Vermont also says no to fracking
Cuomo’s 17th December decision made New York the second state in the country after Vermont to ban fracking. But unlike Vermont, New York sits on top of part of the Marcellus shale oil formation.
The uproar over Cuomo’s decision reflects how many Americans have embraced fracking, arguing that its financial benefits outweigh the environmental concerns. This is especially the case in upstate New York, where job growth has been flat or negative unlike New York City and its wealthy suburbs.

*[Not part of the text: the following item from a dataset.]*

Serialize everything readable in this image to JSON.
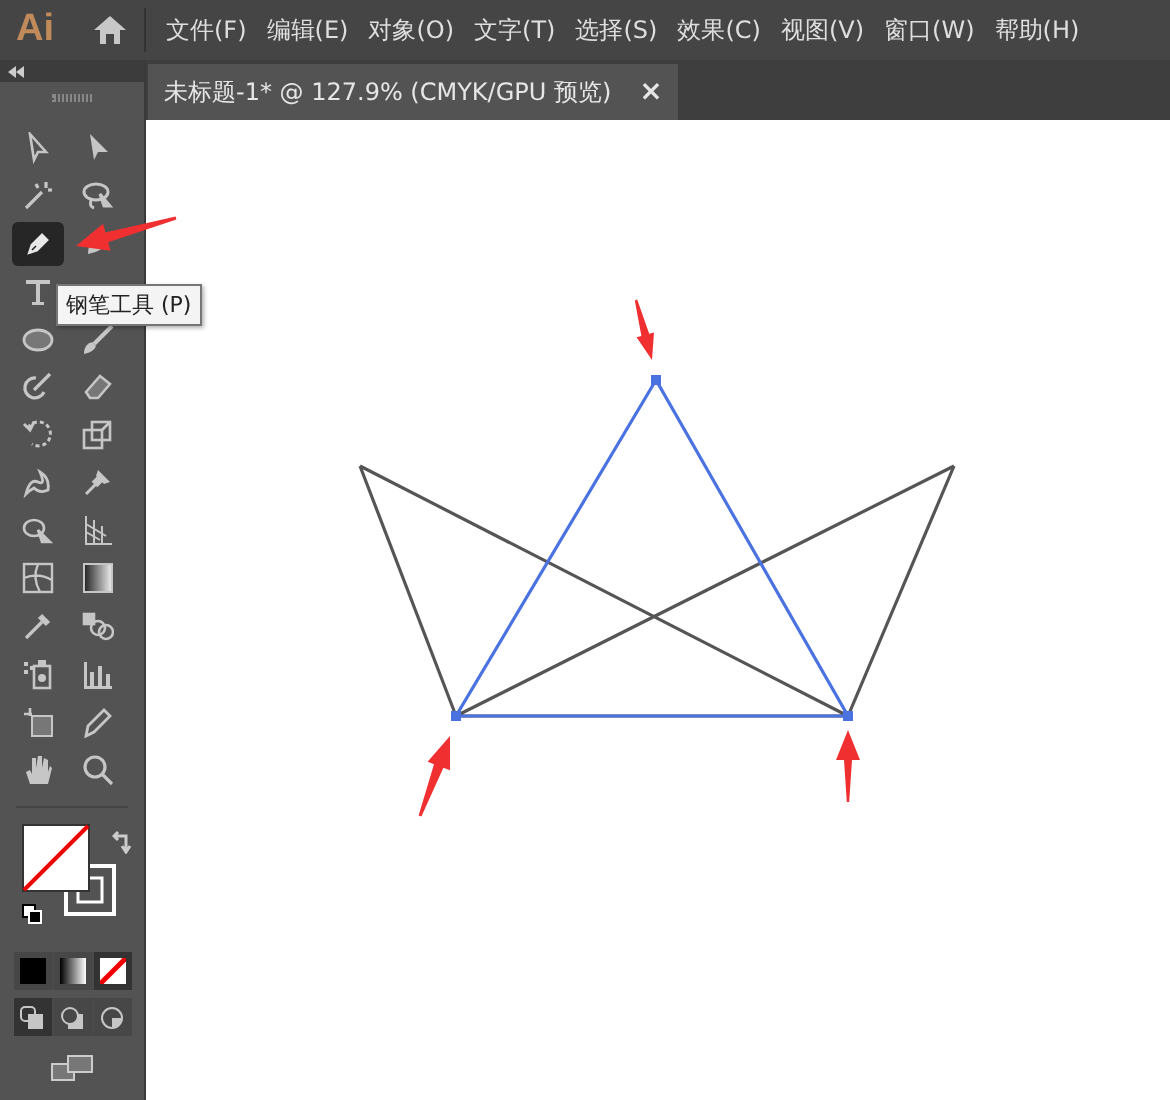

Adding insult to injury, critics of Cuomo’s decision noted that members of the state’s gaming commission announced on the same day that they would not approve a new casino in the region. “There were two major issues that had the potential to either jump-start the economy or have significant economic impact in the true Southern Tier of New York,” said Binghamton Mayor Richard David, after the governor and commission’s announcement. “Both those doors were closed yesterday.”
Cuomo’s presidential aspirations
David, a Republic, and others say that Cuomo’s decision reflect his political aspirations. A Democrat who is a former member of President Bill Clinton’s cabinet, Cuomo has reportedly been interested in running for the White House. His anti-fracking decision is seen as bolstering his relations with the liberal wing of his party and environmental groups.
“Governor Cuomo has set himself apart as a national political leader who stands up for people, and not for the interests of the dirty fuel lobby,” said Sierra Club Executive Director Michael Brune, a leading environment organisation.